13. The system of claim 9, wherein simulating the light source being reflected off of the film comprises:

accessing a film material and physical properties of the film material, wherein the machine-learning model is trained specifically for the film material.

14. The system of claim 9, wherein a plurality of simulated images are generated from the film thickness profile, wherein each of the plurality of simulated images corresponds to a thickness value in the film thickness profile.

15. The system of claim 9, wherein a plurality of different film thickness profiles are simulated to generate a training data set for various film thicknesses for a specific film material.

16. One or more non-transitory computer-readable media comprising instructions that, when executed by one or more processors, cause the one or more processors to perform operations comprising:

receiving a film thickness profile representing a film on a semiconductor substrate design;

simulating a light source being reflected off of the film on the semiconductor substrate and being captured by a camera;

converting spectral data captured by the camera into one or more images for a wafer having the film thickness profile; and

labeling the one or more images with the film thickness profile for training a machine-learning model.

17. The one or more non-transitory computer-readable media of claim 16, wherein the one or images comprise monochrome.

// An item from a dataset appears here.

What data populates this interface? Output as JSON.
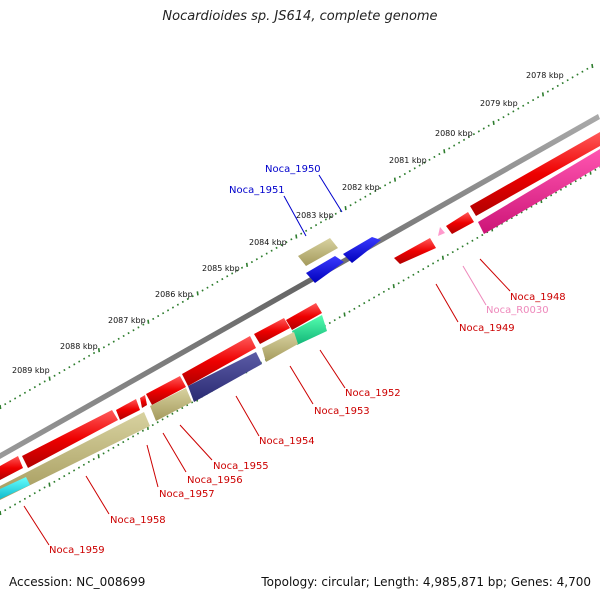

18. The one or more non-transitory computer-readable media of claim 16, wherein the film thickness profile includes a simulated wafer defect, wherein the machine-learning model is trained to recognize a wafer defect corresponding to the simulated wafer defect.

19. The one or more non-transitory computer-readable media of claim 16, wherein the operations further comprise adding simulated signal noise when simulating the light source being reflected off the film on the semiconductor substrate and being captured by the camera.

20. The one or more non-transitory computer-readable media of claim 16, wherein labeling the one or more images with the film thickness profile comprises:

labeling the one or more images with ranges of film thicknesses.